Tuesday, December 23, 2008

My Last Word on Hedge Fund Marketing: Case Study Fairfield Greenwich Group

Some of you know that I spent more than 15 minutes on Wall Street--actually more than 15 years.

Starting as a trader, I burnt out (truth be told, more like 'flammed out') and re-purposed myself as an operating executive, than as a risk manager, and for the past few years, I've leveraged all of those experiences and now I'm a sought after marketing guru that's been enlisted to position companies and help them craft their value proposition statements.

Having worn the hat of 'marketing exec' for several different regulated, financial firms, including the world's largest bank, I'm particularly sensitive (as were all of my partners/employers) insofar as what you say you do, and what you put in writing that you do.

And when you put it on the internet, you might as well cast it in stone for all eternity. Just like emails, just like press releases, and most other digital foot and finger prints that can come back to haunt.

Case study: a little known firm in Greenwich CT called Fairfield Greenwich Group, their website suggests there about 10-12 partners, but they seem to have lots of money under management; 15 billion according to their marketing poop.
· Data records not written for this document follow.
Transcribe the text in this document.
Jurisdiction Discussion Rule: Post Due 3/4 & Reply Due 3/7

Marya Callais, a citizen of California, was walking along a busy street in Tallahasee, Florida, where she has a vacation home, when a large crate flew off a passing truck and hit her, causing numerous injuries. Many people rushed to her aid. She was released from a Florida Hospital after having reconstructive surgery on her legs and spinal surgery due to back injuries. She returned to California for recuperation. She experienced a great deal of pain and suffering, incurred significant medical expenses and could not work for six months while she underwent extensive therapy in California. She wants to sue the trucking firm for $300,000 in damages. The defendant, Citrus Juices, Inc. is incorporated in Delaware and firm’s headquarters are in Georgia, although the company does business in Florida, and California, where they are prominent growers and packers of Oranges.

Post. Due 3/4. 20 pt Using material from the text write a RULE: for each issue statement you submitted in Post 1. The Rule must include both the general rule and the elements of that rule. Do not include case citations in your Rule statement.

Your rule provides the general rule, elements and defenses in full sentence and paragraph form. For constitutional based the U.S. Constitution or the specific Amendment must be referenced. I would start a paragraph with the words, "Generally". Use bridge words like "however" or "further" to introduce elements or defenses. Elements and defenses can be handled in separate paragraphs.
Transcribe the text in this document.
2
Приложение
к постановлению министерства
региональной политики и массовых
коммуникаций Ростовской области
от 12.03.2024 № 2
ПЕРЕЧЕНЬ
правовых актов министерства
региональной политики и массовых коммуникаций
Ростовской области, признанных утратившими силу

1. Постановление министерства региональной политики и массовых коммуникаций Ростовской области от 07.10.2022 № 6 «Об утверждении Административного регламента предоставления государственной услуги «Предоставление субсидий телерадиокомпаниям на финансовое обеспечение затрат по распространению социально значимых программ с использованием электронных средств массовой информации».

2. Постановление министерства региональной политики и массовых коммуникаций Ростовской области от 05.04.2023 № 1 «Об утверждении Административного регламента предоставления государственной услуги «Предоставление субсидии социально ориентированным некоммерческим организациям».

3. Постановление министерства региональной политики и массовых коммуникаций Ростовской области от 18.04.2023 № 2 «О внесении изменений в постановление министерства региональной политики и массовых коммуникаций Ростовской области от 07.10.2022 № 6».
Their entities are comprised of a registered broker/dealer-which means they're regulated by amongst others something called the "SEC".

As in "Yes, I See. ..that you've violated all kinds of regs, but don't worry, we'll let it pass...do you think you have a job opening for me?")

What's my point?? Fairfield Greenwich's website actually has extremely comprehensive text displaying the very detailed, almost microscopic auditing they purportedly do on a weekly basis of the fund managers they invest in. Including auditing brokerage statements and analyzing the transactions displayed in those statements.

Here's the link to that page. Click it now before they remove it from their website

(There's another link below that you'll want to go to as well; authored by friend and well-known author and film maker Michael Covel. )

But-
Rule 1. Never.. and I mean absolutely NEVER put that kind of stuff on a website. Many website experts even suggest "DO NOT PUT EXECUTIVE PROFILES ON WEBSITE". I'm not sure that I agree with the latter, but in this case, the excruciatingly detailed 'due diligence representations made by this regulated company are almost certain to get them tarred, feathered and embroiled in litigation for the next ten years.

Fairfield Greenwich probably won't survive the litigation, at least their corporate shells won't. The principals in this case will, regrettably for many, likely enjoy the fruits of the fees they've been paid ($500 million!) for years to come while the lawyers dicker about, and while the victims watch any remaining assets be dickered over by the "many experts" that will be retained to sift through the ashes.


Oh--for those that think its unwise or unprofessional for a marketing consultant that has clients from within the financial industry to lambast a firm from within the industry on a blog...I call 'em the way I see 'em.